— Про кого? — поразилась Люся и расхохоталась.
Ветров, по-утреннему хмурый и ворчливый, завтракал молча. Он не выспался и сейчас тихо ненавидел весь мир. Люся ощущала его раздражение как назойливое жужжание комара над ухом, и ей очень хотелось прихлопнуть этого несуществующего комара.
Ну или хотя бы слопать.
— Вполне может быть, — продолжала резвиться она, любуясь розовой мордашкой старушки, — Николай Иванович действительно знойный ловелас. Он был женат четыре раза, но все еще верит в брачные узы. С последней дамой своего сердца он расстался потому, что она отказалась выйти за него замуж. Не захотел, понимаете ли, жить во грехе.
— Люсь, а можно менее настойчиво подсовывать моей бабушке престарелого бабника? — буркнул Ветров.
— Гляньте на него. Теперь его бабники не устраивают! Напомнить тебе, что своей предыдущей девушке-ярилке ты изменил с ее же подругой?

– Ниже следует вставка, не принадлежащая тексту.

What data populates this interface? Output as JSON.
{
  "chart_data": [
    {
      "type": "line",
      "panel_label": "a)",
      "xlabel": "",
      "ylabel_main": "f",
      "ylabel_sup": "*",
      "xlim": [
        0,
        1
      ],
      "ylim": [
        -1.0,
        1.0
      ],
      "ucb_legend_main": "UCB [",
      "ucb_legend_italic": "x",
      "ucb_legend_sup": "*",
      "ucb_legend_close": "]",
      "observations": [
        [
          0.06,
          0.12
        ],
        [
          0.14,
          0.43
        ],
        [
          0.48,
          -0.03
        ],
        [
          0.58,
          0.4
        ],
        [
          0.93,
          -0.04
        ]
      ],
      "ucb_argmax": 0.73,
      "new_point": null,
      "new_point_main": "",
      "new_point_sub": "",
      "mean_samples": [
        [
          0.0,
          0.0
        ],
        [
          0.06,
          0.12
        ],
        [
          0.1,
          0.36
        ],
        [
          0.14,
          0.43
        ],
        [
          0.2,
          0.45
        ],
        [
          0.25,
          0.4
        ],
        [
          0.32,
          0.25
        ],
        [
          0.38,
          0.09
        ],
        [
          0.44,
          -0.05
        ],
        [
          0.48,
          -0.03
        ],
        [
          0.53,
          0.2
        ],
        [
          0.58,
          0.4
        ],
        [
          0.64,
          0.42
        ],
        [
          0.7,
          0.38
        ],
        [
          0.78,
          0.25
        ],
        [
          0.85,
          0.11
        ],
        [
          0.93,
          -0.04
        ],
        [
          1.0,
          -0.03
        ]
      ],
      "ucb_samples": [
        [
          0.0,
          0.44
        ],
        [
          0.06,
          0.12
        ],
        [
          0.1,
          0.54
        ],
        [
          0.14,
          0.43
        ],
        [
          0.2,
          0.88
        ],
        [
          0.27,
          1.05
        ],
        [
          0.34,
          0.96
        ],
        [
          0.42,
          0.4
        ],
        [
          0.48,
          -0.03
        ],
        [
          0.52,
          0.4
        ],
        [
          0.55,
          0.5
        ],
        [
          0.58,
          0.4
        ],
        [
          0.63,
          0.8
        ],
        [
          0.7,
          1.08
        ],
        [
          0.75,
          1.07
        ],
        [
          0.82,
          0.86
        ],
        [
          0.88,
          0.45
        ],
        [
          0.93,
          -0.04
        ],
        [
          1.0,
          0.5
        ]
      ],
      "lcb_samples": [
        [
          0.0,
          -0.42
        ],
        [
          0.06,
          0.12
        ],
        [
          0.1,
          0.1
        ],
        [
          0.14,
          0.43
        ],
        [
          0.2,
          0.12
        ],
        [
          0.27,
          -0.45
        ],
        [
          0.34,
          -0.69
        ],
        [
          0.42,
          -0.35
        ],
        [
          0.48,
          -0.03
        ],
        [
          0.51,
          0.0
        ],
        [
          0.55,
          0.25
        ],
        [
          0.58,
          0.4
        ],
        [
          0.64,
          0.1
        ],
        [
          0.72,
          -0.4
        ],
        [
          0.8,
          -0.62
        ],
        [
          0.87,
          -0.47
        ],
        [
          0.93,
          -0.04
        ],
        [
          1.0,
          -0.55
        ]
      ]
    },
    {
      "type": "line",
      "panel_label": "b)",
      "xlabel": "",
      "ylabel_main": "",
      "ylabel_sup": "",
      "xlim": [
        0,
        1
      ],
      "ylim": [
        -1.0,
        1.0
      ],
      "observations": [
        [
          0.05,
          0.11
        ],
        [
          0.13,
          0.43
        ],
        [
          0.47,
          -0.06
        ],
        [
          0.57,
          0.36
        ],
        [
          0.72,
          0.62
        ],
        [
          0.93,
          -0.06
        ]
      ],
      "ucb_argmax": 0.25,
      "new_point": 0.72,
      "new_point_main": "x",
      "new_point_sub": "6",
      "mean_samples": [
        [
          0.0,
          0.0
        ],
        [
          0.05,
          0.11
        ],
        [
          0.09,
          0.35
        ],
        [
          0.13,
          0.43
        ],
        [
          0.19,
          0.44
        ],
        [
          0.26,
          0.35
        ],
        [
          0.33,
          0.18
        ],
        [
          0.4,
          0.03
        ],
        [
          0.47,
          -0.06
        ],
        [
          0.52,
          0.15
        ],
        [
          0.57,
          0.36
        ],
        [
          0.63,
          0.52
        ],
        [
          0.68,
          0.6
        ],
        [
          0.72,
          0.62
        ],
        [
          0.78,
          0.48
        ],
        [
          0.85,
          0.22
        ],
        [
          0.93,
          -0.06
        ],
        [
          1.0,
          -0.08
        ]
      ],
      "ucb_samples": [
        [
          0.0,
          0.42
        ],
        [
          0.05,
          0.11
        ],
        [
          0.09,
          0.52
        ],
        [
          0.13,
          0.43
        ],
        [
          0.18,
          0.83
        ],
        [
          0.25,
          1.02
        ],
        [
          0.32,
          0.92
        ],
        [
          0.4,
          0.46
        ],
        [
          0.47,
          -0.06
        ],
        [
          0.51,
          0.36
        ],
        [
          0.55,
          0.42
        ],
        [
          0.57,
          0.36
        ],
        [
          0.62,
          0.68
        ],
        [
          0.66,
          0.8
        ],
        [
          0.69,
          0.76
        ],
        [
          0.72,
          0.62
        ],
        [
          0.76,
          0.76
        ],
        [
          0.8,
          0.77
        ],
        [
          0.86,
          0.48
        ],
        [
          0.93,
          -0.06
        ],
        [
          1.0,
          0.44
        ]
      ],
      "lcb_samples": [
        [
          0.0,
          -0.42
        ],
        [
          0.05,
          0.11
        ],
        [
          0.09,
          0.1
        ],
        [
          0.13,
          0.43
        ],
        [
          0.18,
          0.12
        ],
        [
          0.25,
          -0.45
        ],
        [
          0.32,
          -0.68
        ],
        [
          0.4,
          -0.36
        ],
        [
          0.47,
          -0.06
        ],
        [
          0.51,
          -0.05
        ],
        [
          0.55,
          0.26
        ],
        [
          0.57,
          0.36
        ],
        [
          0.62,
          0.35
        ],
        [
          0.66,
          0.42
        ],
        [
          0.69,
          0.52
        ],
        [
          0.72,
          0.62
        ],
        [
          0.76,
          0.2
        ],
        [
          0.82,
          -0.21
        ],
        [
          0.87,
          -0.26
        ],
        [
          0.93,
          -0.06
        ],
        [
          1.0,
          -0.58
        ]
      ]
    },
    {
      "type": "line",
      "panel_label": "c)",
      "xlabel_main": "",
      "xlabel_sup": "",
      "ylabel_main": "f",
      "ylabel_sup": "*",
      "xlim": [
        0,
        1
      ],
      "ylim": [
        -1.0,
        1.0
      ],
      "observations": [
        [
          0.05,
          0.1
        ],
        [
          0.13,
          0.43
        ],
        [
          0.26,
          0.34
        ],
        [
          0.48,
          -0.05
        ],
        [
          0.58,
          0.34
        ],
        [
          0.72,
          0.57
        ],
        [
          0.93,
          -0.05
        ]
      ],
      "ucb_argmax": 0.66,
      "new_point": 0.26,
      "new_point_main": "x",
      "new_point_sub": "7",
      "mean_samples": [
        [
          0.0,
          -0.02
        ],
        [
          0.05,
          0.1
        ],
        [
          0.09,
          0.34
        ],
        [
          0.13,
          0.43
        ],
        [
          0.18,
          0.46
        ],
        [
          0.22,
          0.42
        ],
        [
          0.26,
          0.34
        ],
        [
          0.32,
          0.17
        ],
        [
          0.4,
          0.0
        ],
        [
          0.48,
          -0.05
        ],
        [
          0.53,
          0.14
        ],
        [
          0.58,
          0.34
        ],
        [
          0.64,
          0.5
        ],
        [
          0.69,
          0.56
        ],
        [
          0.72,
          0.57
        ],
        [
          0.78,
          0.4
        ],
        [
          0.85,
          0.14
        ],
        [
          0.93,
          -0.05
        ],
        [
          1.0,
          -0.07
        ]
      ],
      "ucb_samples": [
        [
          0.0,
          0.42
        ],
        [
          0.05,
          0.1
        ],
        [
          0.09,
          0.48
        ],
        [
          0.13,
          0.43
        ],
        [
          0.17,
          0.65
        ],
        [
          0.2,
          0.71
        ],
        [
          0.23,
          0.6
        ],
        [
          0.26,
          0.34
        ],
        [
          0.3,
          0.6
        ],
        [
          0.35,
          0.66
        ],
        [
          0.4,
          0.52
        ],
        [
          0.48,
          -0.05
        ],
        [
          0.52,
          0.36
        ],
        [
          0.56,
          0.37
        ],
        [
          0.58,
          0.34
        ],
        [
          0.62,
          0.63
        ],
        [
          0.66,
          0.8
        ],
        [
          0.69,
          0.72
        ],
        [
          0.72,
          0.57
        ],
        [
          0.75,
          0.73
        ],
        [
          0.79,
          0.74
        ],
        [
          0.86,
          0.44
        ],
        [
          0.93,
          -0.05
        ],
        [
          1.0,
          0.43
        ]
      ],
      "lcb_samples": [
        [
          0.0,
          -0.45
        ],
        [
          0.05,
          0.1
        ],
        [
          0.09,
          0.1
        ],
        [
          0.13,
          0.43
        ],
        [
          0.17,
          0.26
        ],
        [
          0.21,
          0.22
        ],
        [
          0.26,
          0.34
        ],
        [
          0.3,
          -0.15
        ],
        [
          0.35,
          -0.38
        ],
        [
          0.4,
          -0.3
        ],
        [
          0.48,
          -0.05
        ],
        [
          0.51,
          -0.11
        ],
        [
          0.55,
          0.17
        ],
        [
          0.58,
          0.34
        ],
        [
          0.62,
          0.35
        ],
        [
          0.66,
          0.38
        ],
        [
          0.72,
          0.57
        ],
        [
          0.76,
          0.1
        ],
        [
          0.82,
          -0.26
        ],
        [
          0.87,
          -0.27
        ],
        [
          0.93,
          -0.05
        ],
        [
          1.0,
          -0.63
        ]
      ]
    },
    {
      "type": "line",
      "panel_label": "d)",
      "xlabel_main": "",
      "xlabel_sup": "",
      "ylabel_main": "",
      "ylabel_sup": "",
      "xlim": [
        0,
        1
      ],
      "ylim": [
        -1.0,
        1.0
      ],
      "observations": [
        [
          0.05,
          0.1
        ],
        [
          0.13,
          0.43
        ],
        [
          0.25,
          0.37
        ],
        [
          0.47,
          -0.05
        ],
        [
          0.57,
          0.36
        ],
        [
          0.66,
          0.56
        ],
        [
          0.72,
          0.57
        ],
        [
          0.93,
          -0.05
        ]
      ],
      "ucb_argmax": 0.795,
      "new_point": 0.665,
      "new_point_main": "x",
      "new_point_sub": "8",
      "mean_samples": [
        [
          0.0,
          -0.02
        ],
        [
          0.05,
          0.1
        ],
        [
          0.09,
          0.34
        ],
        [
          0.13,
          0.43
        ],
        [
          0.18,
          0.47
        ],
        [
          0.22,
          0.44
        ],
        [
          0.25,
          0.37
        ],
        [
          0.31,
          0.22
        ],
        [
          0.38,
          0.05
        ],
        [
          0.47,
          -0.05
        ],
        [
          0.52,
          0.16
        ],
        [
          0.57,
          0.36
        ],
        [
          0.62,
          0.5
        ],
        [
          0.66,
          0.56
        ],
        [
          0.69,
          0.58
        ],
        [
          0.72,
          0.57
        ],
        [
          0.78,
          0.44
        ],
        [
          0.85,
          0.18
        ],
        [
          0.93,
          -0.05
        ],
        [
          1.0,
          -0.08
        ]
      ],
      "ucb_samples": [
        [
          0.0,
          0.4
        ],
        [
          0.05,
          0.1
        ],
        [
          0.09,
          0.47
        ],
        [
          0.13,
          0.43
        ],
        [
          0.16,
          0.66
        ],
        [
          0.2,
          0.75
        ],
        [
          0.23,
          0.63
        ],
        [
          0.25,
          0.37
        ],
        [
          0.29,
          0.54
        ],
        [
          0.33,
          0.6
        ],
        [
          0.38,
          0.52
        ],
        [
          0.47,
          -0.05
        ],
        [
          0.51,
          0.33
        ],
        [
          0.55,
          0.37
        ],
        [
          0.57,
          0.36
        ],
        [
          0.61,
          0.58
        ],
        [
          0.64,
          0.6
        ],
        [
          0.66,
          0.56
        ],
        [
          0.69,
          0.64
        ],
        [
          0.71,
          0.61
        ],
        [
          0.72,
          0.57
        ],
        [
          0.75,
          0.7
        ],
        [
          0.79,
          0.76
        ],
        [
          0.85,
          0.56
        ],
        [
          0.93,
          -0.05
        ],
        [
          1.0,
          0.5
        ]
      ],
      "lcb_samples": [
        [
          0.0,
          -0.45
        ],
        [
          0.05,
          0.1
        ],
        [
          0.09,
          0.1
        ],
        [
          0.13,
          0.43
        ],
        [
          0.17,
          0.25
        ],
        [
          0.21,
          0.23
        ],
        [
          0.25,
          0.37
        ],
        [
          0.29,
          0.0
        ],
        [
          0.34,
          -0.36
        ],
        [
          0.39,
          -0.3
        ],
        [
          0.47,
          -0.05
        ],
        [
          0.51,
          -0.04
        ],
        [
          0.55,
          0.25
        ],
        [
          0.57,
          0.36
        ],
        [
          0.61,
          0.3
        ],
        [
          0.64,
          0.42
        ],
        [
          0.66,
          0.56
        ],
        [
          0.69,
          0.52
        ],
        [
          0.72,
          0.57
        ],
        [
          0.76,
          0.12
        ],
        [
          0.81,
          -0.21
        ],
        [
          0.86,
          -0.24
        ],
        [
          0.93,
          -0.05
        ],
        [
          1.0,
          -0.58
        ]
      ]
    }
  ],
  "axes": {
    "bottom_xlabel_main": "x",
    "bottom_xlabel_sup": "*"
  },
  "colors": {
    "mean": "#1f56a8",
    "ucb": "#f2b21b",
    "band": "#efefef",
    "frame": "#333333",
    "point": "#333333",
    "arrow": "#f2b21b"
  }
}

— Паша! — ахнула Нина Петровна. — Как это после такого у тебя стручок не отсох!
Люся почувствовала, что от таких захватывающих аллегорий у нее челюсть бухается вниз.
Она так и покатилась со смеху, а у Ветрова окончательно испортилось настроение.
— Ну вот, — он обвиняюще указал ложкой на бабушку, — теперь Люся будет припоминать мне этот стручок вечно!
— Так тебе и надо, — безмятежно отозвалась Нина Петровна, — так что там с моим поклонником, Люся?
— Ну, он художник. И коркор.
— Да господи, — процедил Ветров, — а поприличнее экземпляра не нашлось?
— Ого, — восхитилась Нина Петровна, — я чувствую заманчивый флер зловещих стереотипов. А фото есть?
— Сколько угодно. Мы писали с ним материал.
— Ах, тот чудесный музейный юноша, который делает керамические фигурки!
— Да-да, тот самый.
— Прелестные фигурки.
— И прелестный юноша.
— Да ну вас, — скривился Ветров и ушел в гостиную, прихватив с собой кружку кофе.